Prime Minister Benjamin Netanyahu downplays a series of recent documented anti-Christian incidents as isolated “aberrations” whose perpetrators have been punished, or in which the error has been rectified, touting Israel’s shared values and history with Christians and Christianity.

During an interview with CBS’s “60 Minutes,” the premier is asked about a series of recent incidents that damaged Israel’s relations with Christians — including Latin Patriarch of Jerusalem being denied access to the Church of the Holy Sepulchre on Easter, an IDF soldier smashing a Jesus statue in Lebanon, and an attack on a nun in Jerusalem’s Old City — and that some see as a “trend line of hostility to Christians.”

Netanyahu replies by calling that “one of those incredible fabrications,” saying Israel is the only place in the region where Christians have “thrived,” while in neighboring Arab countries “they’ve been squished, squashed, sometimes massacred.” He claims that while the West Bank Palestinian city of Bethlehem, Jesus’ birthplace, was 80% Christian when Israel controlled it, since it has been controlled by the Palestinian Authority, it has become “20% Christian, 80% Muslim.”

Asked if the series of incidents is all anomalies, the prime minister says: “These are not only anomalies. These are things that go contrary to our ethos, to our respect for Christianity.”

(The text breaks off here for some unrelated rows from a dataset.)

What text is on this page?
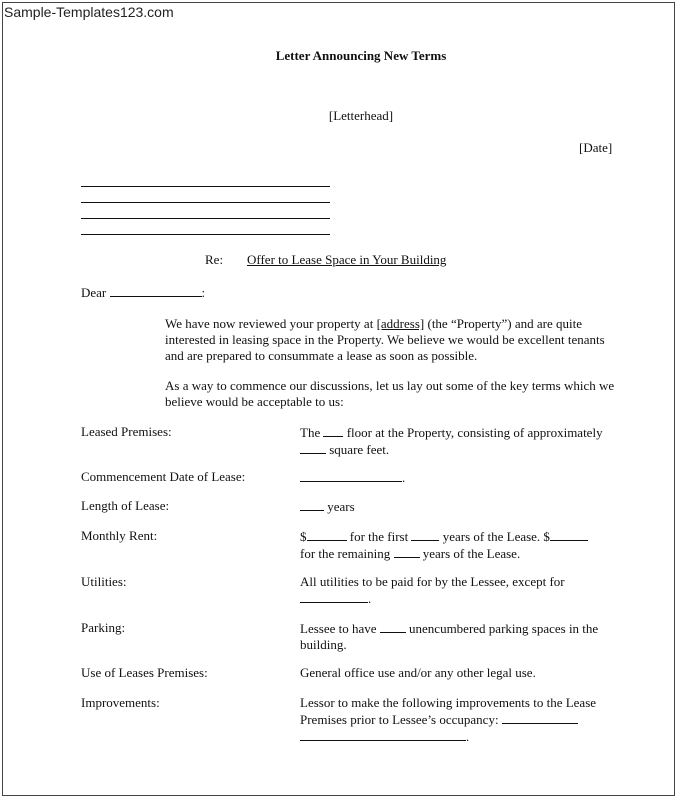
Sample-Templates123.com
Letter Announcing New Terms
[Letterhead]
[Date]
Re: Offer to Lease Space in Your Building
Dear	:

We have now reviewed your property at [address] (the “Property”) and are quite interested in leasing space in the Property. We believe we would be excellent tenants and are prepared to consummate a lease as soon as possible.

As a way to commence our discussions, let us lay out some of the key terms which we believe would be acceptable to us:

Leased Premises:	The  floor at the Property, consisting of approximately  square feet.
Commencement Date of Lease:	.
Length of Lease:	years
Monthly Rent:	$	for the first  years of the Lease. $
for the remaining  years of the Lease.
Utilities:	All utilities to be paid for by the Lessee, except for
.
Parking:	Lessee to have  unencumbered parking spaces in the building.
Use of Leases Premises:	General office use and/or any other legal use.
Improvements:	Lessor to make the following improvements to the Lease Premises prior to Lessee’s occupancy:
.
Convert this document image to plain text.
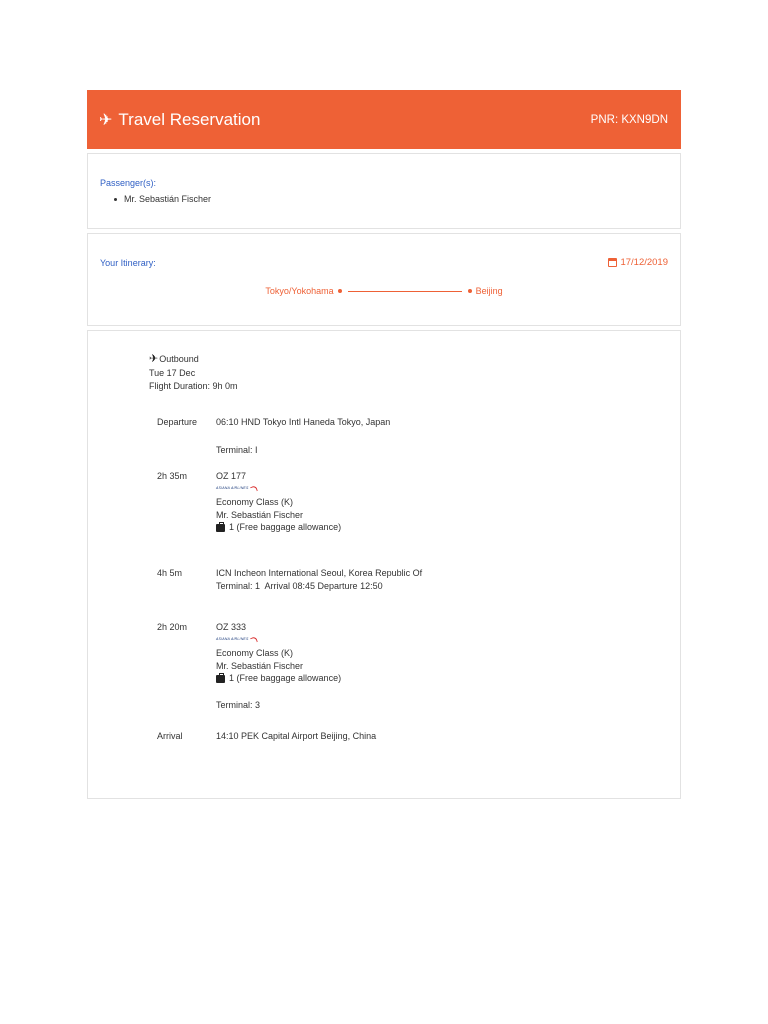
✈ Travel Reservation	PNR: KXN9DN
Passenger(s):
Mr. Sebastián Fischer
Your Itinerary:	17/12/2019
Tokyo/Yokohama	Beijing
✈ Outbound
Tue 17 Dec
Flight Duration: 9h 0m
Departure 06:10 HND Tokyo Intl Haneda Tokyo, Japan
Terminal: I
2h 35m	OZ 177
ASIANA AIRLINES
Economy Class (K)
Mr. Sebastián Fischer
1 (Free baggage allowance)
4h 5m	ICN Incheon International Seoul, Korea Republic Of
Terminal: 1  Arrival 08:45 Departure 12:50
2h 20m	OZ 333
ASIANA AIRLINES
Economy Class (K)
Mr. Sebastián Fischer
1 (Free baggage allowance)
Terminal: 3
Arrival	14:10 PEK Capital Airport Beijing, China
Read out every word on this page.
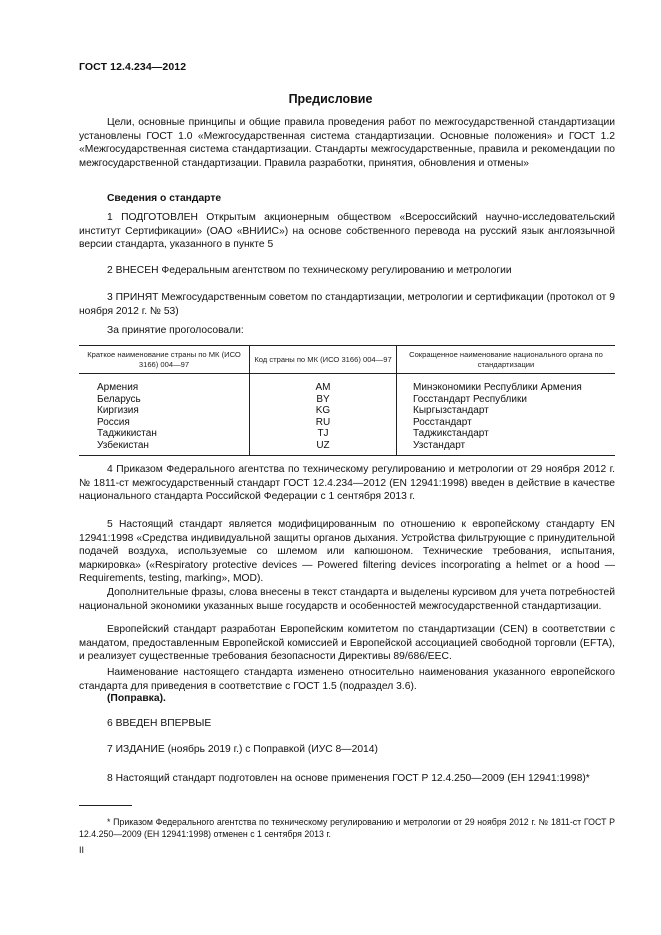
ГОСТ 12.4.234—2012
Предисловие
Цели, основные принципы и общие правила проведения работ по межгосударственной стандартизации установлены ГОСТ 1.0 «Межгосударственная система стандартизации. Основные положения» и ГОСТ 1.2 «Межгосударственная система стандартизации. Стандарты межгосударственные, правила и рекомендации по межгосударственной стандартизации. Правила разработки, принятия, обновления и отмены»
Сведения о стандарте
1 ПОДГОТОВЛЕН Открытым акционерным обществом «Всероссийский научно-исследовательский институт Сертификации» (ОАО «ВНИИС») на основе собственного перевода на русский язык англоязычной версии стандарта, указанного в пункте 5
2 ВНЕСЕН Федеральным агентством по техническому регулированию и метрологии
3 ПРИНЯТ Межгосударственным советом по стандартизации, метрологии и сертификации (протокол от 9 ноября 2012 г. № 53)
За принятие проголосовали:
Краткое наименование страны по МК (ИСО 3166) 004—97	Код страны по МК (ИСО 3166) 004—97	Сокращенное наименование национального органа по стандартизации
Армения	AM	Минэкономики Республики Армения
Беларусь	BY	Госстандарт Республики
Киргизия	KG	Кыргызстандарт
Россия	RU	Росстандарт
Таджикистан	TJ	Таджикстандарт
Узбекистан	UZ	Узстандарт
4 Приказом Федерального агентства по техническому регулированию и метрологии от 29 ноября 2012 г. № 1811-ст межгосударственный стандарт ГОСТ 12.4.234—2012 (EN 12941:1998) введен в действие в качестве национального стандарта Российской Федерации с 1 сентября 2013 г.
5 Настоящий стандарт является модифицированным по отношению к европейскому стандарту EN 12941:1998 «Средства индивидуальной защиты органов дыхания. Устройства фильтрующие с принудительной подачей воздуха, используемые со шлемом или капюшоном. Технические требования, испытания, маркировка» («Respiratory protective devices — Powered filtering devices incorporating a helmet or a hood — Requirements, testing, marking», MOD).
Дополнительные фразы, слова внесены в текст стандарта и выделены курсивом для учета потребностей национальной экономики указанных выше государств и особенностей межгосударственной стандартизации.
Европейский стандарт разработан Европейским комитетом по стандартизации (CEN) в соответствии с мандатом, предоставленным Европейской комиссией и Европейской ассоциацией свободной торговли (EFTA), и реализует существенные требования безопасности Директивы 89/686/EEC.
Наименование настоящего стандарта изменено относительно наименования указанного европейского стандарта для приведения в соответствие с ГОСТ 1.5 (подраздел 3.6).
(Поправка).
6 ВВЕДЕН ВПЕРВЫЕ
7 ИЗДАНИЕ (ноябрь 2019 г.) с Поправкой (ИУС 8—2014)
8 Настоящий стандарт подготовлен на основе применения ГОСТ Р 12.4.250—2009 (ЕН 12941:1998)*
* Приказом Федерального агентства по техническому регулированию и метрологии от 29 ноября 2012 г. № 1811-ст ГОСТ Р 12.4.250—2009 (ЕН 12941:1998) отменен с 1 сентября 2013 г.
II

“But when that happens, okay, that guy, that soldier who did that, who, you know, violated — not violated but tore down a crucifix, he’s in jail. That guy who attacked a nun, he’s on trial,” he explains.

Regarding Pizzaballa, who was denied entry amid sweeping closures of Jerusalem’s holy sites due to gathering limits during the war with Iran, Netanyahu claims he “intervened immediately and opened the doors,” even though it took four days from the time the cardinal was blocked from reaching the church for Palm Sunday Mass until he was allowed to hold a limited prayer there.

“Israel is the one country in the Middle East that protects Christians, that values Christians, that embraces Christianity. We have common roots. We appreciate them. There’s an attempt not only to falsify our common history but also to falsify current events, to seize on these, you know, these aberrations, and pretend that this is Israeli policy. That’s ridiculous,” he concludes.

The remarks appear in an off-mic section of the interview that wasn’t aired and only appears in CBS’s full transcript.